Monday, October 18, 2010

1294 : Time and tide across a lost river

Life changes. I had a career defining moment in Sep 2008, then I had a life changing one in Sep 2010.

The river flows…the stream never runs thin.

When I look back I do have a slight bit of regret for the loss of Sep 2008, a weak heart that goes “what if” – the work place today would look so different….but then thats it…thats just a tad little bit.

On the other hand, what I keep incessantly hammering myself….to a point, that I am still not over it (at all)….is what happened after that….for a year and a half after that I chose the “easy” and so very obviously wrong option. I wasted my time, I bled myself to multiple aneurysms. Seriously I was all so very mucked and fucked up. The frog in a wishy washy well, that was drying up so very quickly.

Today, 6 months after a proposed course correction, I look back with “deep regret” at those times. I should not have been tempted by the easy, should have moved in for the kill earlier. That bit of momentum loss, that bit of loss of focus, that bit of momentary lapse of reason – possibly separates a rock star and a watered down wimpy supernova– a Tendulkar vs a Lara.
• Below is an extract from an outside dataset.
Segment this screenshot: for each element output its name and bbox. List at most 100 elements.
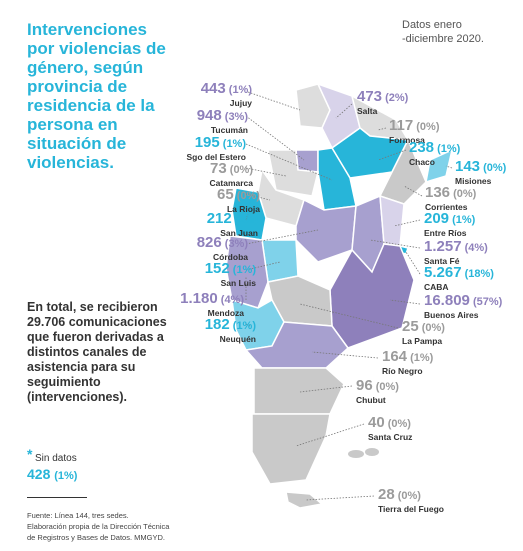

A Tendulkar is a series of carefully chosen right steps. A Lara is a few genuine mis-steps. An Yuvraj is what happens when the only few good steps in your life are the ones that happened by accidents.

I will probably choke myself to death over selling my marco for a few micro dollars. Never has been this reality so harsh, than today, when the frog has been out of the well for the past 6 months. The future looks bleak, the past looks a miserable harakiri….but then like Lara, maybe the 400 is just around the corner.

To know that the chips are down(again), makes me smile at life again. The battle lines are drawn in the sand. Waiting for the tide to come cross it.

As Dickens would say “It was the best of times, it was the worst of times.”